15th May 2009 | 09:44

Vesta includes a purely functional programming language for specifying build rules. It has an interesting execution model which avoids unnecessary rebuilds. Unlike make, it automatically works out dependencies in a way that is independent of your programming language or tools - no manually maintained dependencies or parsing source for #include etc. Also unlike make, it doesn't use timestamps to decide if dependencies are still valid, but instead uses a hash of their contents; it can do this efficiently because of its underlying version control repository. Vesta assumes that build tools are essentially purely functional, i.e. that their output files depend only on their input files, and that any differences (e.g. embedded timestamps) don't affect the functioning of the output.

I've been wondering if Vesta's various parts can be unpicked. It occurred to me this morning that its build-once functionality could make a quite nice stand-alone tool. So here's an outline of a program called bonce that I don't have time to write.

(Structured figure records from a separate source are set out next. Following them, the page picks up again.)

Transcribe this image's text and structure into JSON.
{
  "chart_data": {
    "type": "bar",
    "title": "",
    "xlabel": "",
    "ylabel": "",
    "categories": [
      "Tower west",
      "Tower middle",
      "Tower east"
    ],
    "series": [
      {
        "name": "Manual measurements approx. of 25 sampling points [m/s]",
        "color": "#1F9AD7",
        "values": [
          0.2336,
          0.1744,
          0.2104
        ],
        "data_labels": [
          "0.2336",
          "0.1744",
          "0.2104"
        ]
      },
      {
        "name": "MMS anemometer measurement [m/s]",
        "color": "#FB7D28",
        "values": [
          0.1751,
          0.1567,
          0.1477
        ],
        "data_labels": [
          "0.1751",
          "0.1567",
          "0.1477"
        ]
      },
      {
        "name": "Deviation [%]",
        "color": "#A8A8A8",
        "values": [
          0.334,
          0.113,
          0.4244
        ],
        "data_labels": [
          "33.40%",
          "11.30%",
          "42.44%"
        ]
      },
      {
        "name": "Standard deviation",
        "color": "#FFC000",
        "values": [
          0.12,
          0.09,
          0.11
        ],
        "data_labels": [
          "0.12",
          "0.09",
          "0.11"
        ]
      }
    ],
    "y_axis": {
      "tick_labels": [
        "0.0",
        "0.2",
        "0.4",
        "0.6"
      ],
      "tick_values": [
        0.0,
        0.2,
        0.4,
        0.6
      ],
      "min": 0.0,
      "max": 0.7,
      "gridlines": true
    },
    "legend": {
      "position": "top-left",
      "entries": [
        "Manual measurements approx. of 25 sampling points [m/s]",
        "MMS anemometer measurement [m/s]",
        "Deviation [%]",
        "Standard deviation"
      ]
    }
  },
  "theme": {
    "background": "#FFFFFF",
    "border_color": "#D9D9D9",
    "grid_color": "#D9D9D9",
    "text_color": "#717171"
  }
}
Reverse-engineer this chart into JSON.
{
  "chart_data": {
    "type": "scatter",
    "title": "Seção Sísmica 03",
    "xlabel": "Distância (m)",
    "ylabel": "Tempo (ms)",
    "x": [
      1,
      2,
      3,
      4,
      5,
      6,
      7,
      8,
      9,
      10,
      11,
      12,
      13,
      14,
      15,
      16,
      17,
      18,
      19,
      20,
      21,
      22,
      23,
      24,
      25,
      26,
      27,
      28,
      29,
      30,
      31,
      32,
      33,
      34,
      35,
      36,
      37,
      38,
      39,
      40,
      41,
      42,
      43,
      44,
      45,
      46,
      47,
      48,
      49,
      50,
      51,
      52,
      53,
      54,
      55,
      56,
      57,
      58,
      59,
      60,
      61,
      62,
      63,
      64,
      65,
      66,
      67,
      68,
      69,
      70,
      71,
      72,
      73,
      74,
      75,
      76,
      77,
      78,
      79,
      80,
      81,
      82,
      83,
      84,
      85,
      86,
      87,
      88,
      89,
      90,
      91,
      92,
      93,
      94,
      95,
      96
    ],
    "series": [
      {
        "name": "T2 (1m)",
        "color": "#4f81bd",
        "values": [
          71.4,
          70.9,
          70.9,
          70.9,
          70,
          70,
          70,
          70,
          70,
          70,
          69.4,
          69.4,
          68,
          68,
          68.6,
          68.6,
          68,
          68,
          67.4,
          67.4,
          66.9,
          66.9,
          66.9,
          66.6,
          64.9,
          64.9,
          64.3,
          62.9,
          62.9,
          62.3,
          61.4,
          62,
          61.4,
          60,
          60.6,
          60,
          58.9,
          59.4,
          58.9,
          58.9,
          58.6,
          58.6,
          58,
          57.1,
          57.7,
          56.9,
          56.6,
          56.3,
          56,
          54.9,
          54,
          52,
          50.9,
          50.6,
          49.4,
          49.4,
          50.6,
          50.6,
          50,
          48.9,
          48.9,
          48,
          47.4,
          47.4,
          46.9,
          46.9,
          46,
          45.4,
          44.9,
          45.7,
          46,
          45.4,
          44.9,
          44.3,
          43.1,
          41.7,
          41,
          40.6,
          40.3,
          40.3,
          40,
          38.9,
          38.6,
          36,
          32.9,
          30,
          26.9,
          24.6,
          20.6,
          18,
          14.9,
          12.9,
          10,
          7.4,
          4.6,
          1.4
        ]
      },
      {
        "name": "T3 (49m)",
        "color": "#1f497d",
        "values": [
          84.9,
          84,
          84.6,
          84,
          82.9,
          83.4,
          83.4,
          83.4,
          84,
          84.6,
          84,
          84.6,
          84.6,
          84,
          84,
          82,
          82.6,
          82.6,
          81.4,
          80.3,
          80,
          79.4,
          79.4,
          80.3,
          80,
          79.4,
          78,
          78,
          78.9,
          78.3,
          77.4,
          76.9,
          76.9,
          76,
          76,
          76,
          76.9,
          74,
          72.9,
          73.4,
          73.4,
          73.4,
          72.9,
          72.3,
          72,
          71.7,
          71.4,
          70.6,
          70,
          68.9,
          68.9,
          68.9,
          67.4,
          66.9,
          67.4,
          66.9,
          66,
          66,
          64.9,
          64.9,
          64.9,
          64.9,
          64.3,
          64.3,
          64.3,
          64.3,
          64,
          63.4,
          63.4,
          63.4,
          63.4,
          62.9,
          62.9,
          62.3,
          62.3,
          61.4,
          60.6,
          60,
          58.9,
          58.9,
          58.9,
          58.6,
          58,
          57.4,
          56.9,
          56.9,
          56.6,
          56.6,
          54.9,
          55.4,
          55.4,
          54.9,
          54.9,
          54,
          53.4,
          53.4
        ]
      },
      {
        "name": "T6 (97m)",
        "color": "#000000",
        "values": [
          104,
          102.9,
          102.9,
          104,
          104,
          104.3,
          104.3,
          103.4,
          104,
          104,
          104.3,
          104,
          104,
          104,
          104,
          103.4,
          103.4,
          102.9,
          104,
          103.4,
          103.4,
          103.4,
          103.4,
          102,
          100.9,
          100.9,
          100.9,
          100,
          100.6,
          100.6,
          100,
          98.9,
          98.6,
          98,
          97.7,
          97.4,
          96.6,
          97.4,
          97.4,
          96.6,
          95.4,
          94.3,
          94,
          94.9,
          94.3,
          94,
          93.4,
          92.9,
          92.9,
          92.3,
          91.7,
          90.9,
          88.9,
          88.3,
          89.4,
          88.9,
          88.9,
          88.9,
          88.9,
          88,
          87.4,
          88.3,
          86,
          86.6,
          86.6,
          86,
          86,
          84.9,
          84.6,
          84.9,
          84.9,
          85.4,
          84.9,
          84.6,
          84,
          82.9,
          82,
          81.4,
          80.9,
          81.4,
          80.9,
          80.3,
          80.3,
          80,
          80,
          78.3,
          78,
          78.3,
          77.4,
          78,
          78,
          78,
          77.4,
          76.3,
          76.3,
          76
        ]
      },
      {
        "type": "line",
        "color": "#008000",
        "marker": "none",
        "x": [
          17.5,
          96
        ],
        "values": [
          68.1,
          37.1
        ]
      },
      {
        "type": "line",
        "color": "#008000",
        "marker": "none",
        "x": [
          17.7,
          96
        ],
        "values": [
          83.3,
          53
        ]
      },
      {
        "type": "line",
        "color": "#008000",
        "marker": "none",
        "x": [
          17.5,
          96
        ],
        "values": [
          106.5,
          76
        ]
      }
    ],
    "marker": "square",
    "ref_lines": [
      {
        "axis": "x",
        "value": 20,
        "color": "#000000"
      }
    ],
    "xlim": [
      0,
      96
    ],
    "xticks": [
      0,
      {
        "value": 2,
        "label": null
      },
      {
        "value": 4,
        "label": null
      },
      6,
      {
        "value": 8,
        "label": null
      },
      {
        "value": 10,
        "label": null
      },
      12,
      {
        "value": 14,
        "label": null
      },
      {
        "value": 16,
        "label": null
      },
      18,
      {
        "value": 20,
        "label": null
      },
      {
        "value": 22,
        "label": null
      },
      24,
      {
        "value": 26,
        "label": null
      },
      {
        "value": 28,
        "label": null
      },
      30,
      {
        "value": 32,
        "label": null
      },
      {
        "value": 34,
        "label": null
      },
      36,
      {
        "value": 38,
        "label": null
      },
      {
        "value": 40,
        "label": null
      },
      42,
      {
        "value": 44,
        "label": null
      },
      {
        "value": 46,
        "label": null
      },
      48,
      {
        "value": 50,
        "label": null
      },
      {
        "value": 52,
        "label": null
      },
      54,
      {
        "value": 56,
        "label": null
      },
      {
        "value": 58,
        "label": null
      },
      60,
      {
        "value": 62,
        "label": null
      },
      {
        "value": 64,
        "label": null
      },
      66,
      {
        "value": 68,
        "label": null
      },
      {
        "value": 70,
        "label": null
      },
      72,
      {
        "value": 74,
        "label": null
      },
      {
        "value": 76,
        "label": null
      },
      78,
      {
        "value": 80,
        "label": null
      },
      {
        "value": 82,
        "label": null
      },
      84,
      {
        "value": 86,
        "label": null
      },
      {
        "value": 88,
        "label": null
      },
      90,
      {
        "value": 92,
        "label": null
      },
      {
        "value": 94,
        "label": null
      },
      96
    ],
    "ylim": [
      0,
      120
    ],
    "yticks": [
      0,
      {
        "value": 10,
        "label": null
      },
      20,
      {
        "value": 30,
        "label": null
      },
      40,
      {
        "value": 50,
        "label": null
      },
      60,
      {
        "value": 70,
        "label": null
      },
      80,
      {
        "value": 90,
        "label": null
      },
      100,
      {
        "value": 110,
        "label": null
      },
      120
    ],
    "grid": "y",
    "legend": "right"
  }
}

bonce is an adverbial command, i.e. you use it like bonce gcc -c foo.c. It checks if the command has already been run, and if so it gets the results from its build results cache. It uses Vesta's dependency cache logic to decide if a command has been run. In the terminology of the paper, the primary key for the cache is a hash of the command line, and the secondary keys are all the command's dependencies as recorded in the cache. If there is a cache miss, the command is run in dependency-recording mode. (Vesta does this using its magic NFS server, which is the main interface to its repository.) This can be done using an LD_PRELOAD hack that intercepts system calls, e.g. open(O_RDONLY) is a dependency and open(O_WRONLY) is probably an output file, and exec() is modified to invoke bonce recursively. When the command completes, its dependencies and outputs are recorded in the cache.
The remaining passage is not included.